Zrobienie ostrego zdjęcia. To zawsze największy problem. Sam staram się zawsze skupić na punkcie, w którym chcę mieć zdjęcie, ustawiam ostrość wcześniej i czekam na właściwy moment.
Sport nie jest jedyną dziedziną, w której działasz. Wiem, że dokument czy moda też nie są Ci obce. Czy to Twoje osobiste zainteresowania czy zawodowa konieczność?
Myślę, że najlepiej wychodzi mi fotografowanie sportów ekstremalnych, ale lubię fotografować rozmaite rzeczy. Kiedy byłem na studiach, miałem styczność z różnymi tematami - architektura, packshoty, portrety. Wszystko mi się podobało. Traktuję wszystkie tematy na równi i lubię od czasu do czasu przełączyć się na inny tryb - najpierw trochę sportu, potem trochę mody, później jeszcze coś innego.

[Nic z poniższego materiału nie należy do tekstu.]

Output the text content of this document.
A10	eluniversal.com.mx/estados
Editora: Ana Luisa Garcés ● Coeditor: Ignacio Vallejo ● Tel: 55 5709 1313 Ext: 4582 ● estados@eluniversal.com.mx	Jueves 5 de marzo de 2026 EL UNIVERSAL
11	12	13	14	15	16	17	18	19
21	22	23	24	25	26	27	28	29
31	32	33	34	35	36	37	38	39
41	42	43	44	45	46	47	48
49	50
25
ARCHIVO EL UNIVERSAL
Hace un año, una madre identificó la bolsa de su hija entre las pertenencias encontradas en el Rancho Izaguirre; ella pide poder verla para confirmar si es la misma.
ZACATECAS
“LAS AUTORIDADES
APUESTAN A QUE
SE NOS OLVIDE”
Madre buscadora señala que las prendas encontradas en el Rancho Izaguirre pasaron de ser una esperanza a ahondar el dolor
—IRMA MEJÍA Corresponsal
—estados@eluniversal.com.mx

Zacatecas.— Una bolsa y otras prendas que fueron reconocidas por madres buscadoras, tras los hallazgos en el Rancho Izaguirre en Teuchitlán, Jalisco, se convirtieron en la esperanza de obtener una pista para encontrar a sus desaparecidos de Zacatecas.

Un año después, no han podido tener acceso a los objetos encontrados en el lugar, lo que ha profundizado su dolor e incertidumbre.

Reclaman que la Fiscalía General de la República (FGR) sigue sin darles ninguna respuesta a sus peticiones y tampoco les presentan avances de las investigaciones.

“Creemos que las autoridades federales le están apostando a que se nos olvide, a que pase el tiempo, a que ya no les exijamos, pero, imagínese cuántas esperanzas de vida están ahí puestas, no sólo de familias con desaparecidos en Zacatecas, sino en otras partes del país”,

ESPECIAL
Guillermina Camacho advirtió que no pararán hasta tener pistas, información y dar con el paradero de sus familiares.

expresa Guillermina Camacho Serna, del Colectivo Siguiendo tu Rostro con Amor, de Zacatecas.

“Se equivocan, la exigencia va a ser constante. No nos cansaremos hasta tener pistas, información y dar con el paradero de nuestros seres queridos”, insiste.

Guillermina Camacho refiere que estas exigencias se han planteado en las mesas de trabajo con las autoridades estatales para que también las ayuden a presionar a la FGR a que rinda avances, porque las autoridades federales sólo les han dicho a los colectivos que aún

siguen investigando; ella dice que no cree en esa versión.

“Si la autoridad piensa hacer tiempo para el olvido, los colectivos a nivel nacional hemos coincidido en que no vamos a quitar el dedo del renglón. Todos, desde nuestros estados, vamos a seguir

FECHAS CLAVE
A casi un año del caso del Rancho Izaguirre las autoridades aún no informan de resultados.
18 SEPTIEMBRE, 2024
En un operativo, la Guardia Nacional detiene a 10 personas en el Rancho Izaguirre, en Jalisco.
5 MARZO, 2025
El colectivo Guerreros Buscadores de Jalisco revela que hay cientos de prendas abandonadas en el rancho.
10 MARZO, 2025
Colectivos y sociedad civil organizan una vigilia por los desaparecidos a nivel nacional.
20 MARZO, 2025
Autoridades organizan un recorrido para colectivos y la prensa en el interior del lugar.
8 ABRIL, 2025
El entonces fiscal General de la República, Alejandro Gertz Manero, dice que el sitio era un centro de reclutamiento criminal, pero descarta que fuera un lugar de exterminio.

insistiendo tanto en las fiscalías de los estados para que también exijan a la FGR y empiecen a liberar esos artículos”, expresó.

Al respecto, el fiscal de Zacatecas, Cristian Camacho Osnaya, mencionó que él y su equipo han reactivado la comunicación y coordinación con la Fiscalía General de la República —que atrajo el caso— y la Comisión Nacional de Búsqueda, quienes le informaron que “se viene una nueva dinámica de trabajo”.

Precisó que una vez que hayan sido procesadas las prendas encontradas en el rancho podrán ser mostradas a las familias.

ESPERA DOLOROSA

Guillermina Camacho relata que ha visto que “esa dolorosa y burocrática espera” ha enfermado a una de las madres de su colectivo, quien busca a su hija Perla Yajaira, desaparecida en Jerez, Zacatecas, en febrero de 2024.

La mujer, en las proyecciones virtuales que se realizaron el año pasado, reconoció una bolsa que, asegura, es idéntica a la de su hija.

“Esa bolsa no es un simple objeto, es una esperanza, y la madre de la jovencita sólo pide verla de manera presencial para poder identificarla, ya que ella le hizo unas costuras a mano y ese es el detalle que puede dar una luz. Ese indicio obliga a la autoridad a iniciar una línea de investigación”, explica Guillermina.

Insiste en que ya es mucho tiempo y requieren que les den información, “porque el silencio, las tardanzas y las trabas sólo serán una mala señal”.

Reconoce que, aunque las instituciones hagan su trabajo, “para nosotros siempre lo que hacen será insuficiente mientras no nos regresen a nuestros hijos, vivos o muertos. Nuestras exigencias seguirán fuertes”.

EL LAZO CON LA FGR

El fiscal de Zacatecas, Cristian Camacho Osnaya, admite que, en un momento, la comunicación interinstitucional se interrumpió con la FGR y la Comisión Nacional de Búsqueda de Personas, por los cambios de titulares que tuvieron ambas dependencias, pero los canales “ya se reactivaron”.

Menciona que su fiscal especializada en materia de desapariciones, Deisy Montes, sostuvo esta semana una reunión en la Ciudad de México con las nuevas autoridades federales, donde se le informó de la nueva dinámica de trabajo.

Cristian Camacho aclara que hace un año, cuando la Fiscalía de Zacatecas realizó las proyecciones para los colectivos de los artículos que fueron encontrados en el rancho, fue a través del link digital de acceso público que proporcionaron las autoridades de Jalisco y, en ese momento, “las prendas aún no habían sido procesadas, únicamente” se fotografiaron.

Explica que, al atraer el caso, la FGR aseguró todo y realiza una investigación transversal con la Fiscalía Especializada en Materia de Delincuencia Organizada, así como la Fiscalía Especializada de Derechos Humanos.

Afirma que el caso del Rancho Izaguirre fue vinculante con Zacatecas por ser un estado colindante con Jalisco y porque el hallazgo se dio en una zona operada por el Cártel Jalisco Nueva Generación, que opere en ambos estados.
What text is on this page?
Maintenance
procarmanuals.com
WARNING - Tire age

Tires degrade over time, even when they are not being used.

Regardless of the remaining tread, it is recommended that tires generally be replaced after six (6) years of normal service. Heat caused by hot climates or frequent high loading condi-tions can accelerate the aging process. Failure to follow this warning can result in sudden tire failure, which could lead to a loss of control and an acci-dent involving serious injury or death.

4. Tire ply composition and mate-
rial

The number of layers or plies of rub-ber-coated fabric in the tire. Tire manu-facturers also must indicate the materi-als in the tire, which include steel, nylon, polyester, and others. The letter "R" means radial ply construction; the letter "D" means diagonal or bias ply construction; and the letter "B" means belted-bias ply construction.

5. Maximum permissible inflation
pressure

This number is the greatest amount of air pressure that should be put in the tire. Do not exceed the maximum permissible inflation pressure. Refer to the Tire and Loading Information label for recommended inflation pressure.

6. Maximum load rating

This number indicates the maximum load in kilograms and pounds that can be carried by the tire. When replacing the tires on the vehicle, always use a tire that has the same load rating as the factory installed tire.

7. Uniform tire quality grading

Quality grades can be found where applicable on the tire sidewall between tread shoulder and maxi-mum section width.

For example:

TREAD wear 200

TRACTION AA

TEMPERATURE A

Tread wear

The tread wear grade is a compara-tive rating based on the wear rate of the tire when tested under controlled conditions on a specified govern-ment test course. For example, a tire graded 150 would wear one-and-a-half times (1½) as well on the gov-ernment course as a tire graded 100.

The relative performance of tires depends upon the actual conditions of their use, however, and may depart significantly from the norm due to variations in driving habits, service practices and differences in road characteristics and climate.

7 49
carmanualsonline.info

Wiem, że dostałeś nawet nagrodę za fotografię jedzenia!
Miałem trochę do czynienia z fotografią jedzenia na studiach, zdarzały się też pojedyncze zlecenia dla czeskich magazynów - ale pewnego dnia poznałem francuskiego kucharza, z którym dzisiaj się przyjaźnię. Od słowa do słowa - przeszliśmy w końcu do wspólnego projektu. W konkursie, w którym braliśmy udział, ścigało się z nami stu profesjonalnych fotografów jedzenia, a nasz duet - kucharz i fotograf sportowy - zajął drugie miejsce.
Ukończyłeś studia fotograficzne. Czy z perspektywy czasu sądzisz, że to była dobra decyzja? Czy lepiej iść na studia kierunkowe czy uczyć się samemu?
Poszedłem na studia, bo musiałem zdecydować, co chcę dalej robić. Interesowałem się już fotografią, ale szkoła, którą skończyłem, miała profil elektromechaniczny. Miałem wybór - albo będę robić coś związanego ze sztuką, albo będę dalej uczył się na elektryka. Poszedłem do szkoły fotograficznej i byłem bardzo zadowolony. Mogłem skupić się wyłącznie na robieniu zdjęć, nauczyłem się pracować na filmie, działałem w dużym formacie, korzystałem z Hasselblada, dowiedziałem się, jak wywoływać zdjęcia w ciemni... może należę do ostatniego pokolenia, które wie, jak to robić. Na studiach miałem styczność z ludźmi, którzy kochają fotografię - to było rewelacyjne. Nie wiem, jak konkretnie ocenić poziom edukacji, ale najważniejsze było to, że miałem mnóstwo czasu na wykonywanie zdjęć i mogłem wymieniać doświadczenia z innymi.
Czy po zwycięstwie w Red Bull Illume zauważyłeś już, że Twoja kariera nabiera tempa? Jakie masz dalsze plany?
Chciałbym fotografować mniej więcej to samo co teraz. Mam szczęście, że realizuję tyle autorskich projektów. Zdjęcie dla Red Bulla było jednym z nich. Kilka miesięcy wcześniej zrobiłem sesję z kajakarzami. Chciałbym iść dalej w tym kierunku: trochę rzeczy, które mnie interesują i trochę zleceń dla prasy, bo zawsze można nauczyć się przy nich czegoś nowego. W Czechach nagroda zazwyczaj nic nie zmienia. Pewnie będzie mi teraz łatwiej starać się o zlecenia za granicą, może moje nazwisko stanie się bardziej rozpoznawalne, ale nie spodziewam się niczego po czeskim rynku.